Department of Cardiology, Xuanwu Hospital, Capital Medical University, National Clinical Research Centre for Geriatric Diseases, Beijing 100053, China.
Department of Occupational and Environmental Health, School of Public Health, China Medical University, No. 77 Puhe Road, Shenyang 110122, China.
Metabolism. 2020 Jun;107:154231. doi: 10.1016/j.metabol.2020.154231. Epub 2020 Apr 13.
The mechanism of pyruvate kinase M2 (PKM2)-mediated inflammatory signalling in macrophages when plaques rupture and the impact of hyperglycaemia on the signalling are unclear. The present study aimed to explore the impact of hyperglycaemia on PKM2-mediated NOD-like receptor family pyrin domain containing 3 (NLRP3) inflammasome/stress granule signalling in macrophages and its correlation with plaque vulnerability in vivo and in vitro.
From July to December 2019, 80 patients with coronary heart disease (CHD) were divided into acute ST-segment elevation myocardial infarction (STEMI) (n = 57) (DM-STEMI, n = 21; non-DM-STEMI, n = 36) and stable CHD (SCHD) groups (n = 23). Circulating mononuclear cells were isolated. The value of peak troponin I (TnI), the Global Registry of Acute Coronary Events (GRACE) risk score, and the expression levels of the related markers were quantified and compared. In vitro studies on the THP-1 cells were also performed.
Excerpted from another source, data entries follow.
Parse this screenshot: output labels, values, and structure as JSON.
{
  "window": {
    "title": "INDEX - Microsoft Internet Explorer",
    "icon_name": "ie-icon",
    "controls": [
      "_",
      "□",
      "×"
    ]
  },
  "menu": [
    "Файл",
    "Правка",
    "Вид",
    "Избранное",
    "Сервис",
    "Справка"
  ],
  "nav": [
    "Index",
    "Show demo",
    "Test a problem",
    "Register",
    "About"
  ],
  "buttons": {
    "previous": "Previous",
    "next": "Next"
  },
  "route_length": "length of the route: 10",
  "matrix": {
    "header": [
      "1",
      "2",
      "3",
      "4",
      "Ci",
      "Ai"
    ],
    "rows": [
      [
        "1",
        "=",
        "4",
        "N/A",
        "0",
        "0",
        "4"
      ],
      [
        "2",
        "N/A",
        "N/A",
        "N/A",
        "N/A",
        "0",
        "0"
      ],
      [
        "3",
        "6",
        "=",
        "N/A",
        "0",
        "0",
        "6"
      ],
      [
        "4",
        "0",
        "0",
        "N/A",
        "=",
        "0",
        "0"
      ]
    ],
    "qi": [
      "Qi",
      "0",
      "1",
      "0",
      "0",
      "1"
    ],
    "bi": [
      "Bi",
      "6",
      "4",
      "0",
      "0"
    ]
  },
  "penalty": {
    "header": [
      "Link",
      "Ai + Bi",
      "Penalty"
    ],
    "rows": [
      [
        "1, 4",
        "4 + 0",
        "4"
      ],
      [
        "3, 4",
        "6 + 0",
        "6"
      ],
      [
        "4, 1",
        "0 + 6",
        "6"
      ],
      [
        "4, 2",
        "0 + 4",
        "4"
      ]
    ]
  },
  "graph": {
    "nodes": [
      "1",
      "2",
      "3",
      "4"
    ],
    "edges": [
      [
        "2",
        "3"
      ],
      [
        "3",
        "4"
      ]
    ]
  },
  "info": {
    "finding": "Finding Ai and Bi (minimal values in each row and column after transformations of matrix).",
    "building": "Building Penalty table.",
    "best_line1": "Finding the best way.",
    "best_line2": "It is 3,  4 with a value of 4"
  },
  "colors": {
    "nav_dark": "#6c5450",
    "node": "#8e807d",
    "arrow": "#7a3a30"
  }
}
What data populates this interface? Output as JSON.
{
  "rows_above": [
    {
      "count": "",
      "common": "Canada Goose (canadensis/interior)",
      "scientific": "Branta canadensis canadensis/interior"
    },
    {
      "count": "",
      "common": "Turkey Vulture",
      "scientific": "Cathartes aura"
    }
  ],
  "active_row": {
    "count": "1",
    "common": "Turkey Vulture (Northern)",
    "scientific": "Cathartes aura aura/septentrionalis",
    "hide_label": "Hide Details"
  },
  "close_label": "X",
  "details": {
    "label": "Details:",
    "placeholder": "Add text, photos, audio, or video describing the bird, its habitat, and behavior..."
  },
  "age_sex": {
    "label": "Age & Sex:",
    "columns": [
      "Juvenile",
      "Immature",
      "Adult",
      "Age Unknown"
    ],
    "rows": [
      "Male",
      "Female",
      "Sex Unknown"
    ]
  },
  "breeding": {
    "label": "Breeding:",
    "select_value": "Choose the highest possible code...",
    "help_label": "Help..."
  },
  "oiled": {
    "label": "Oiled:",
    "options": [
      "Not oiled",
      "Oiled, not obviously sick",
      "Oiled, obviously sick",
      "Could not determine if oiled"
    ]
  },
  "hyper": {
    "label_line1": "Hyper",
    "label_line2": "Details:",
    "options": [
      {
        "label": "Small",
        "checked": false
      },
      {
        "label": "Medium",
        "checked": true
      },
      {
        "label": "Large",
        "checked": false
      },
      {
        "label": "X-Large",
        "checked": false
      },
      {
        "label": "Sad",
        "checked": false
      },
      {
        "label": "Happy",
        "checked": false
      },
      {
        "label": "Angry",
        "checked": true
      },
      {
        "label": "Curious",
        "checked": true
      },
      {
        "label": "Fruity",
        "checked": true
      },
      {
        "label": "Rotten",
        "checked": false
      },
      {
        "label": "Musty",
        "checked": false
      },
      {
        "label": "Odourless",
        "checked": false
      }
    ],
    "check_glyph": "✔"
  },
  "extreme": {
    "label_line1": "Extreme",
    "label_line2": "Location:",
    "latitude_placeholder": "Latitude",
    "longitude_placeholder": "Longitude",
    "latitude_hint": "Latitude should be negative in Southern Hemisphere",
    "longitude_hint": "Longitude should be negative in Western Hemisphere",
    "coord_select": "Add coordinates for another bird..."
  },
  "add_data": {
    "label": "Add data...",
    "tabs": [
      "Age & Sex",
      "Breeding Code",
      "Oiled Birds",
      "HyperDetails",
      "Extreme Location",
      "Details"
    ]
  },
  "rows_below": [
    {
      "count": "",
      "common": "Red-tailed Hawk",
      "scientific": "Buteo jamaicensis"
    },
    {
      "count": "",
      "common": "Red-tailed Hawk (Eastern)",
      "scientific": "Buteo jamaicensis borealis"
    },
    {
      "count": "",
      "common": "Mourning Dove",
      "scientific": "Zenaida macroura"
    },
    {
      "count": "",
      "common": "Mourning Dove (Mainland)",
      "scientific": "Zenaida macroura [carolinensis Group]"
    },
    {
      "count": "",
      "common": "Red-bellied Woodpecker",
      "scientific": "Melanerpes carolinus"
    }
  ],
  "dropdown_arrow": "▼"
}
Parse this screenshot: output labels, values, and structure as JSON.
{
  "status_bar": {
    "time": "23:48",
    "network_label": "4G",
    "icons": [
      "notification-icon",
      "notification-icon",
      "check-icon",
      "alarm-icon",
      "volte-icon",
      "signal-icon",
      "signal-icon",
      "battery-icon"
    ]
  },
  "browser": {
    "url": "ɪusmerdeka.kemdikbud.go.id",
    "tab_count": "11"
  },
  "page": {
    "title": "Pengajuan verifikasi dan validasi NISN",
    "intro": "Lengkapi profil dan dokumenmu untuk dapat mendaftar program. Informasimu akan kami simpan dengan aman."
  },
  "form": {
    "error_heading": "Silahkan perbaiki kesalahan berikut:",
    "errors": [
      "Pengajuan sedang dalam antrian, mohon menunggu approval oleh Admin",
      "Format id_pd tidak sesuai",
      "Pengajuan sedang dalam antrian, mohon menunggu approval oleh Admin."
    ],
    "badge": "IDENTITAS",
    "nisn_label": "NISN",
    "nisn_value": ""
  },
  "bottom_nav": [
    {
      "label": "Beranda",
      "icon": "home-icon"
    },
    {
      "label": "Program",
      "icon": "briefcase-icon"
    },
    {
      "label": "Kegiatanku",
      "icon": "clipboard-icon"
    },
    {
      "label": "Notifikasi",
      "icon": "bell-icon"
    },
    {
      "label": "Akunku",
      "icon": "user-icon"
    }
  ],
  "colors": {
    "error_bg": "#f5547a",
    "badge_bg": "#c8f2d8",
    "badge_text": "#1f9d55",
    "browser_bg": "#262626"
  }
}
The DM-STEMI group had a higher value of peak TnI and a higher GRACE risk score than the non-DM-STEMI group (p < 0.05). The highest expression levels of PKM2, NLRP3, interleukin (IL)-1β, and IL-18 and the lowest expression level of GTPase activating protein (SH3 domain)-binding protein 1 (G3BP1) (a stress granule marker protein) were observed in the DM-STEMI group, and they were followed by the non-DM-STEMI group and the SCHD group (p < 0.05). In vitro studies showed similar results and that TEPP-46 (a PKM2 activator) and 2-deoxy-d-glucose (a toxic glucose analogue) reversed the hyperglycaemia-induced increase in the NLRP3 inflammasome and decrease in G3BP1 expression.
Hyperglycaemia might increase the activation of PKM2-mediated NLRP3 inflammasome/stress granule signalling and increase plaque vulnerability, associating it with worse prognosis. PKM2 may be a novel prognostic indicator and a new target for the treatment of patients with CHD and DM.
斑块破裂时,丙酮酸激酶 M2 (PKM2) 介导的巨噬细胞炎症信号转导的机制以及高血糖对信号转导的影响尚不清楚。本研究旨在探讨高血糖对巨噬细胞中 NOD 样受体家族富含吡啶结构域蛋白 3 (NLRP3) 炎性小体/应激颗粒信号转导的影响及其与体内和体外斑块易损性的相关性。
2019 年 7 月至 12 月,80 例冠心病(CHD)患者分为急性 ST 段抬高型心肌梗死(STEMI)组(n=57)(DM-STEMI 组,n=21;非 DM-STEMI 组,n=36)和稳定型 CHD(SCHD)组(n=23)。分离循环单核细胞。定量比较各组患者肌钙蛋白 I 峰值(TnI)、全球急性冠状动脉事件注册(GRACE)风险评分和相关标志物的表达水平。还对 THP-1 细胞进行了体外研究。
DM-STEMI 组患者 TnI 峰值和 GRACE 风险评分均高于非 DM-STEMI 组(p<0.05)。DM-STEMI 组 PKM2、NLRP3、白细胞介素(IL)-1β和 IL-18 的表达水平最高,GTPase 激活蛋白(SH3 结构域)结合蛋白 1(G3BP1)(应激颗粒标记蛋白)的表达水平最低,而非 DM-STEMI 组和 SCHD 组次之(p<0.05)。体外研究结果也相似,并且 PKM2 激活剂 TEPP-46 和毒性葡萄糖类似物 2-脱氧-D-葡萄糖(2-deoxy-d-glucose)可逆转高血糖诱导的 NLRP3 炎性小体激活增加和 G3BP1 表达降低。
高血糖可能会增加 PKM2 介导的 NLRP3 炎性小体/应激颗粒信号转导的激活,增加斑块易损性,与预后不良相关。PKM2 可能是 CHD 和 DM 患者新的预后标志物和治疗靶点。